Het trots zijn op het vaderland is een sentiment dat met name na de Tweede Wereldoorlog versterkt is. De nog altijd onsterfelijke, haast mytische 'generaal' Charles de Gaulle vocht tegen de Duitsers en haalde Frankrijk uit het slop. De Gaulle, een man met een sterke, militaire persoonlijkheid was er één van de oude stempel. Tegenspraak was hem vreemd, ijdelheid ook. Na zijn twee termijnen als Président de la République moest De Gaulle opstappen. Zijn tijd was voorbij. Met onbegrip in zijn ogen keek hij de Franse Culturele Revolutie tegemoet en constateerde dat hij spoedig moest gaan sterven. De jeugd was waanzinnig geworden. Hij trok zich in redelijke ballingschap terug en weigerde een pensioen van de staat. In redelijke armoede en soberheid stierf De Gaulle.

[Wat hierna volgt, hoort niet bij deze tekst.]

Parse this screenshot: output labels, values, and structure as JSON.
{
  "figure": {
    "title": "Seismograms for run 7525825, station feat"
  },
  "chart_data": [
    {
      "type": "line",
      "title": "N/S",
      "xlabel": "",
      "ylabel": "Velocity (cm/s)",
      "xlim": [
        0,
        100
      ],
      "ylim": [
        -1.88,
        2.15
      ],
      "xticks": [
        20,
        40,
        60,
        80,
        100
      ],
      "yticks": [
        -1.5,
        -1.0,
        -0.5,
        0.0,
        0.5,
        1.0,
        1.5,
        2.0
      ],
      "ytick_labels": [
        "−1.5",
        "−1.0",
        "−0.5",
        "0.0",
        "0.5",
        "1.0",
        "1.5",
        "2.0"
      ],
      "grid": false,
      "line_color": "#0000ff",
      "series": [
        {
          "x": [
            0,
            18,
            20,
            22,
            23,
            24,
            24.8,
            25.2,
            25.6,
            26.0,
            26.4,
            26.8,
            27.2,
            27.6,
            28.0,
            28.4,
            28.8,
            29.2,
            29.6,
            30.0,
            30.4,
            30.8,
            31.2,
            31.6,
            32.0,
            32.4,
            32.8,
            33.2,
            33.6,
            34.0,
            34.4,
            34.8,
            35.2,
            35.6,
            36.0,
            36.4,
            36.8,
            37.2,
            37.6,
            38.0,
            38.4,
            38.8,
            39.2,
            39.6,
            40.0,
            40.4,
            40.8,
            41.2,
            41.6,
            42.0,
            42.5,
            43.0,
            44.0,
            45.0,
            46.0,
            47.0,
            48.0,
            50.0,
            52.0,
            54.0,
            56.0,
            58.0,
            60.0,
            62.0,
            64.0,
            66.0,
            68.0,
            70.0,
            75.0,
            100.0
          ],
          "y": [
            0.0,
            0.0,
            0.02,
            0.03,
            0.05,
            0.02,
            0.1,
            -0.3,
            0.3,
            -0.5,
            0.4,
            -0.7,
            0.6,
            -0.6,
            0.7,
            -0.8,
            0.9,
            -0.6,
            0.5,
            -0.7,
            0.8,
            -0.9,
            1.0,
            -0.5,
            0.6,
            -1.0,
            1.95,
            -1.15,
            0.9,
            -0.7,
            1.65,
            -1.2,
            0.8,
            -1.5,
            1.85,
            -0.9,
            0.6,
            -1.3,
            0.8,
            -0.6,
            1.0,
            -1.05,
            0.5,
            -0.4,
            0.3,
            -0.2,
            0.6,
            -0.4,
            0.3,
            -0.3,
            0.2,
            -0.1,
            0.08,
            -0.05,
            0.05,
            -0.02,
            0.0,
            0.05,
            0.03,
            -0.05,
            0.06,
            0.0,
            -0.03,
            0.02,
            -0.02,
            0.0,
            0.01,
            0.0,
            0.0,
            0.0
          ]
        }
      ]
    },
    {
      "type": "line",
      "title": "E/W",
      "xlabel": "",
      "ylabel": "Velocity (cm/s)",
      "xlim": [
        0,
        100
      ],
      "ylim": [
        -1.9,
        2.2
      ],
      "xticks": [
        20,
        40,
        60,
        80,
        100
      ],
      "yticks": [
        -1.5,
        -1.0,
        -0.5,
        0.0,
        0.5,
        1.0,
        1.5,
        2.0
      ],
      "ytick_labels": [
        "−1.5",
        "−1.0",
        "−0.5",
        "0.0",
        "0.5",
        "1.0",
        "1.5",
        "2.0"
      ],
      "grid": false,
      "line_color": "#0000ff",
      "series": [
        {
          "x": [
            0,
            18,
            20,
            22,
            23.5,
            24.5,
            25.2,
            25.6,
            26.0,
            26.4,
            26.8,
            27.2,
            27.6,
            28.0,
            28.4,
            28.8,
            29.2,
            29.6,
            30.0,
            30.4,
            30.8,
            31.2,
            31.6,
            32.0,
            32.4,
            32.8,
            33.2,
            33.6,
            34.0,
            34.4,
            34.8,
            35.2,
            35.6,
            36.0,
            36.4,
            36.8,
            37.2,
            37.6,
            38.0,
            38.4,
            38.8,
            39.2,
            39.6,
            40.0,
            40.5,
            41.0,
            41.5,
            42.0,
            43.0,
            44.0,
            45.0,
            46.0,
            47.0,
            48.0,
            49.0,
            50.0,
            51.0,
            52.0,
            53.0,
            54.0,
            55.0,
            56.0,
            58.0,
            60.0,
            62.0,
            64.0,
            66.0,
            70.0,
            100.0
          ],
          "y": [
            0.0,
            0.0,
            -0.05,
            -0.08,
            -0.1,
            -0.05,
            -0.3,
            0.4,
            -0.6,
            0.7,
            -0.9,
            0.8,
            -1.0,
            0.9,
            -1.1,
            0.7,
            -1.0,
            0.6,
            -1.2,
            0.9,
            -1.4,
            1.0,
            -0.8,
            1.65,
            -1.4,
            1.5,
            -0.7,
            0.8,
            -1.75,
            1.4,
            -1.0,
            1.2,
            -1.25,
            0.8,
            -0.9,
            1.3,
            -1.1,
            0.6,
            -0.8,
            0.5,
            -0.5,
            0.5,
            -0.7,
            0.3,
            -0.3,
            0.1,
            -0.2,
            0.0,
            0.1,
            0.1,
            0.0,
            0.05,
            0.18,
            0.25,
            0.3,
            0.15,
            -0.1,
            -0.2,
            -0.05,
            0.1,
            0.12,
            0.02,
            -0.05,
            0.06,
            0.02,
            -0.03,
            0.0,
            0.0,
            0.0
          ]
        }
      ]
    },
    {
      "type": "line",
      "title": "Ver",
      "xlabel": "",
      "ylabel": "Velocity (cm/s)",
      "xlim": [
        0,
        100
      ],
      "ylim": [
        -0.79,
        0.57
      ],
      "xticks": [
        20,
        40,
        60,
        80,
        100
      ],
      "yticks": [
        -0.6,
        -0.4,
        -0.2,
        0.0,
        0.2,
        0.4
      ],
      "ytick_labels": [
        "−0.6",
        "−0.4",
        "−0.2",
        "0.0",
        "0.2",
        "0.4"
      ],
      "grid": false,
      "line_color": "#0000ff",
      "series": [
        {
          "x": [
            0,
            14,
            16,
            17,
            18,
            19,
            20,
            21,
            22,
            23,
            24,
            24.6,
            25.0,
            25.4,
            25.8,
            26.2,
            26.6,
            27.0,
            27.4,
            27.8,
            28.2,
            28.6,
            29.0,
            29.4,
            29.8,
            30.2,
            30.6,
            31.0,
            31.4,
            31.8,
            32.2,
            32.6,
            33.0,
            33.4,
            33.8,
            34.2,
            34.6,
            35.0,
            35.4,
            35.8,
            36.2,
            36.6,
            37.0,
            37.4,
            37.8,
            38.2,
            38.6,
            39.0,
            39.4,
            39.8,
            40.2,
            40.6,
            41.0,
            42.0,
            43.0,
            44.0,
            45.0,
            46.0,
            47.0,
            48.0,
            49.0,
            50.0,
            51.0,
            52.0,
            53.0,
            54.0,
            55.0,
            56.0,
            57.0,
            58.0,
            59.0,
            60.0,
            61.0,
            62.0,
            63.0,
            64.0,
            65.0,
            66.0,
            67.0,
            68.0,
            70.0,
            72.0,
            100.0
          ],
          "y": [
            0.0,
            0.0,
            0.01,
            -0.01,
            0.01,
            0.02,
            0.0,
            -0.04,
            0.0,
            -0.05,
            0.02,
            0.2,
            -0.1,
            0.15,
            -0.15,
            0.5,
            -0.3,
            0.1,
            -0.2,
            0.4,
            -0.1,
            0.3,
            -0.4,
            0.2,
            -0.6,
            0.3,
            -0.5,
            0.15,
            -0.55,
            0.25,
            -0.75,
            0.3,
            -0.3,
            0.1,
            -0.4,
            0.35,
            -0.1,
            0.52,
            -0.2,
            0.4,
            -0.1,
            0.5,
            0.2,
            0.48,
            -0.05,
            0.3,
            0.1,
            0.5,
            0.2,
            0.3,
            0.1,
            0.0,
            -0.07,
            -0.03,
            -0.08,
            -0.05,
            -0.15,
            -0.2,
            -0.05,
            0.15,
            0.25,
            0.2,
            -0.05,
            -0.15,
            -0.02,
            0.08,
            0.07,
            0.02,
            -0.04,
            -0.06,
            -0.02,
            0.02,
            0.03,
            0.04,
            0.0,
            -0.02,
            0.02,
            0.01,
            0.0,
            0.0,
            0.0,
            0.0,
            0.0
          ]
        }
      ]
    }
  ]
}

De Gaulle was een patriot, een nationalist van de zuiverste klasse. Tevens was hij eigenwijs. Twee kenmerken die Fransen heden ten dage maximaal bezitten. Georges Pompidou en Valéry Giscard d'Estaing namen de onbuigzaamheid van De Gaulle weg. Maar, beiden mannen waren in tegenstelling tot de betrekkelijk eenvoudige De Gaulle bekend met de hogere milieus en gedroegen zich hier na. De fundamenten voor de dandy-achtige Franse politiek werd gelegd. Wonen aan het Palais d'Élysée, dineren in de duurste restaurants en tot ver na hun ambt zéér betrokken blijven bij allerhandse zaakjes.
De tweede held van de Vijfde Republiek werd François Mitterand. Samen met Helmut Kohl zorgde hij voor de stabilisatie van de Europese Unie. Mitterand, die uit een gezin van zeventien kinderen kwam bleef maar liefst vijftien jaar de functie van Président vervullen. Zijn meest gevleugelde uitspraak, die met de affaire Strauss-Kahn veelvuldig geciteerd wordt is '' et alors?''. Zijn antwoord op een uitspraak van een Parijs blad, dat het bestaan van zijn buitenechtelijke dochter aan het licht bracht. Met ''et alors'' gaf Mitterand aan dat het praktijk was binnen de top van de Franse politiek om er allerlei affaires op na te houden.
Als men pakweg 30 jaar Nederlandse politiek neemt ziet men de grote verschillen. Dries van Agt was een heertje, maar veel te vroom om zich met schandalen te mengen. Ruud Lubbers was een echte Franse politicus die zijn charisma maximaal uitbuitte en niet vies was van billenknijperij. Wim Kok en Jan-Peter Balkenende te braaf om überhaupt in maatpak te lopen. En nu Mark Rutte. Hij moet zich te zien rooien in een verdeeld, hypocriet en braaf Nederland. Het is blijven hopen op een nieuw schandaal.